Nosso estudo teve como objetivo explorar a marca que o uso atual de cannabis deixa no DNA. Também queríamos entender se essa marca é específica do uso da planta de alta potência e se isso pode ajudar a identificar os usuários com maior risco de sofrer transtornos mentais.
Para isso, examinamos os efeitos do consumo de maconha em um processo molecular chamado metilação do DNA, que é um processo químico que regula a atividade gênica, ativando ou desativando genes e controlando como são expressos, sem alterar a estrutura do próprio DNA. Esse é apenas um dos muitos mecanismos que regulam a atividade gênica e fazem parte de um importante desenvolvimento biológico conhecido como epigenética. É ele que sustenta a interação entre nosso ambiente, as escolhas de estilo de vida que fazemos (como usar cannabis ou fazer exercícios) e nossa saúde física e mental.
Embora estudos anteriores tenham investigado o impacto do uso de cannabis ao longo da vida sobre a metilação do DNA, eles não exploraram o efeito que o consumo regular de diferentes potências do “baseado”, como o cigarro da planta é conhecido, tem sobre esse processo. Tampouco exploraram como isso afeta as pessoas que sofrem de psicose.
Nosso levantamento combinou dados de dois grandes estudos de caso-controle iniciais: o Genetic and Psychosis, realizado no sul de Londres, e o EU-GEI, que incluiu participantes da Inglaterra, França, Holanda, Itália, Espanha e Brasil. Essas duas pesquisas coletaram dados de pessoas que estavam passando pelo primeiro episódio de psicose e de participantes que não tinham problemas de saúde e representavam a população local.

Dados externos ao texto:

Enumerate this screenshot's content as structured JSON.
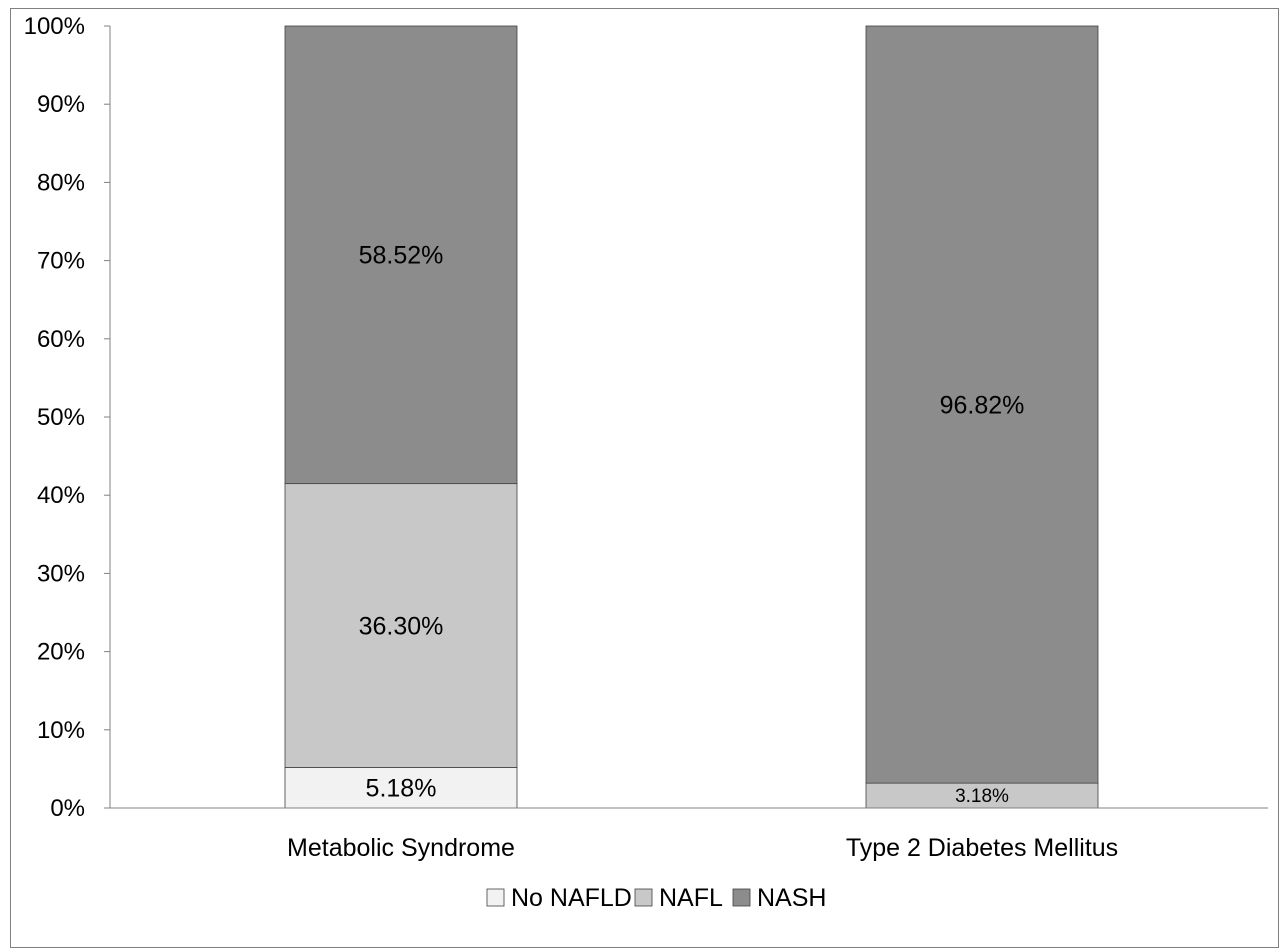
{
  "chart_data": {
    "type": "bar",
    "stacked": true,
    "categories": [
      "Metabolic Syndrome",
      "Type 2 Diabetes Mellitus"
    ],
    "series": [
      {
        "name": "No NAFLD",
        "values": [
          5.18,
          0
        ],
        "labels": [
          "5.18%",
          ""
        ],
        "color": "#f2f2f2"
      },
      {
        "name": "NAFL",
        "values": [
          36.3,
          3.18
        ],
        "labels": [
          "36.30%",
          "3.18%"
        ],
        "color": "#c8c8c8"
      },
      {
        "name": "NASH",
        "values": [
          58.52,
          96.82
        ],
        "labels": [
          "58.52%",
          "96.82%"
        ],
        "color": "#8c8c8c"
      }
    ],
    "ylim": [
      0,
      100
    ],
    "yticks": [
      "0%",
      "10%",
      "20%",
      "30%",
      "40%",
      "50%",
      "60%",
      "70%",
      "80%",
      "90%",
      "100%"
    ],
    "grid": false,
    "legend_position": "bottom",
    "title": "",
    "xlabel": "",
    "ylabel": ""
  }
}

No total, analisamos 239 indivíduos que experimentavam o primeiro episódio de psicose e 443 voluntários saudáveis. Cerca de 65% dos participantes eram do sexo masculino. A idade dos pesquisados variava de 16 a 72 anos. Todos forneceram informações sobre o uso de cannabis, bem como amostras de DNA do sangue.

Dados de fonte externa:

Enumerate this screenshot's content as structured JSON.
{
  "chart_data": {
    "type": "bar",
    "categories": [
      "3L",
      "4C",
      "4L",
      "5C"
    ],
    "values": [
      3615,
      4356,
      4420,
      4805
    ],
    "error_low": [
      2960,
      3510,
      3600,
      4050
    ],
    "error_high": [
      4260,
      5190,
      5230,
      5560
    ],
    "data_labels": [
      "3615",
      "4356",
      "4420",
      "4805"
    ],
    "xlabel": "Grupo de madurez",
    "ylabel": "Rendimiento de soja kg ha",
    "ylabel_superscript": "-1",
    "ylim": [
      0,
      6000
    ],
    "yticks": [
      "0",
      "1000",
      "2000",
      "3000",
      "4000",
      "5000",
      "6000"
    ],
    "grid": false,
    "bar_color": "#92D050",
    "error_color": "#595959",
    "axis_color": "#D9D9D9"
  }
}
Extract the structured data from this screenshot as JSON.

Cerca de 38% deles usavam cannabis mais de uma vez por semana. A maioria consumia a planta de alta potência e tinha começado o vício quando tinha cerca de 16 anos de idade.
As análises da metilação do DNA foram, então, realizadas em várias partes do genoma inteiro. A investigação levou em conta o impacto potencial de vários fatores de confusão biológicos e ambientais que podem ter afetado os resultados, como idade, gênero, etnia, tabagismo e a composição celular de cada amostra de sangue.
Assinatura do DNA
Nossas descobertas revelaram que o uso de cannabis de alta potência altera a metilação do DNA, principalmente nos genes relacionados às funções de energia e do sistema imunológico. Isso foi verdadeiro para os participantes que consumiram maconha de alta potência. Entretanto, as pessoas que sofreram psicose apresentaram uma assinatura diferente de alteração na molécula.
Essas mudanças epigenéticas mostram como fatores externos (como o uso de drogas) podem alterar o funcionamento dos genes. O mais importante é que essas mutações não foram explicadas pelo tabaco, que geralmente é misturado aos baseados por muitos usuários e é conhecido por alterar a metilação do DNA.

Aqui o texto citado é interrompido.